No. 28 was withdrawn in December 1938, having run just over a quarter million miles in her rebuilt form. The remaining locomotives served throughout World War II and were scrapped in 1946–1947.

===Building and withdrawal data===

The following table summarises the rebuilding and renumbering history of the Class B3 locomotives.

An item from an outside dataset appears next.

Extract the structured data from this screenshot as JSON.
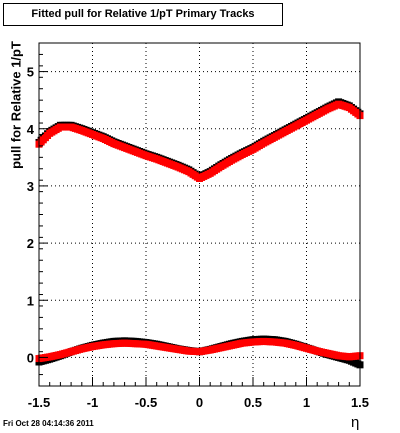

| Original No. | Class | Date Built | Date Rebuilt | Class | Rebuilt to B3 | New No. | Name | Scrapped |
|---|---|---|---|---|---|---|---|---|
| 51 | C | May 1890 | 1926 August | B1 | December 1928 | 21 | County Down | June 1947 |
| 24 | B | May 1898 | 1925 February | B2 | September 1928 | 24 | County Londonderry | June 1947 |
| 58 | C | April 1890 | — | — | June 1927 | 28 | County Tyrone | December 1938 |
| 60 | B | July 1897 | 1921 | B1 | June 1932 | 60 | County Donegal | October 1946 |
| 61 | B | October 1897 | 1921 | B1 | January 1932 | 61 | County Antrim | October 1946 |

== Livery==
The Class B3 locomotives were painted in crimson lake with yellow and black lining. The LMS crest was carried on the upper cab sides. The initials "NCC" in shaded serif gold capital letters were placed centrally on the tender sides. Number plates were brass with raised digits and edge; they were carried on the lower cab sides with another placed centrally on the back of the tender tank. Curved nameplates were fitted above the leading driving wheel splashers. Buffer beams and number plate and name plate backgrounds were painted red. The engine number was applied to the front buffer beam in shaded gold digits.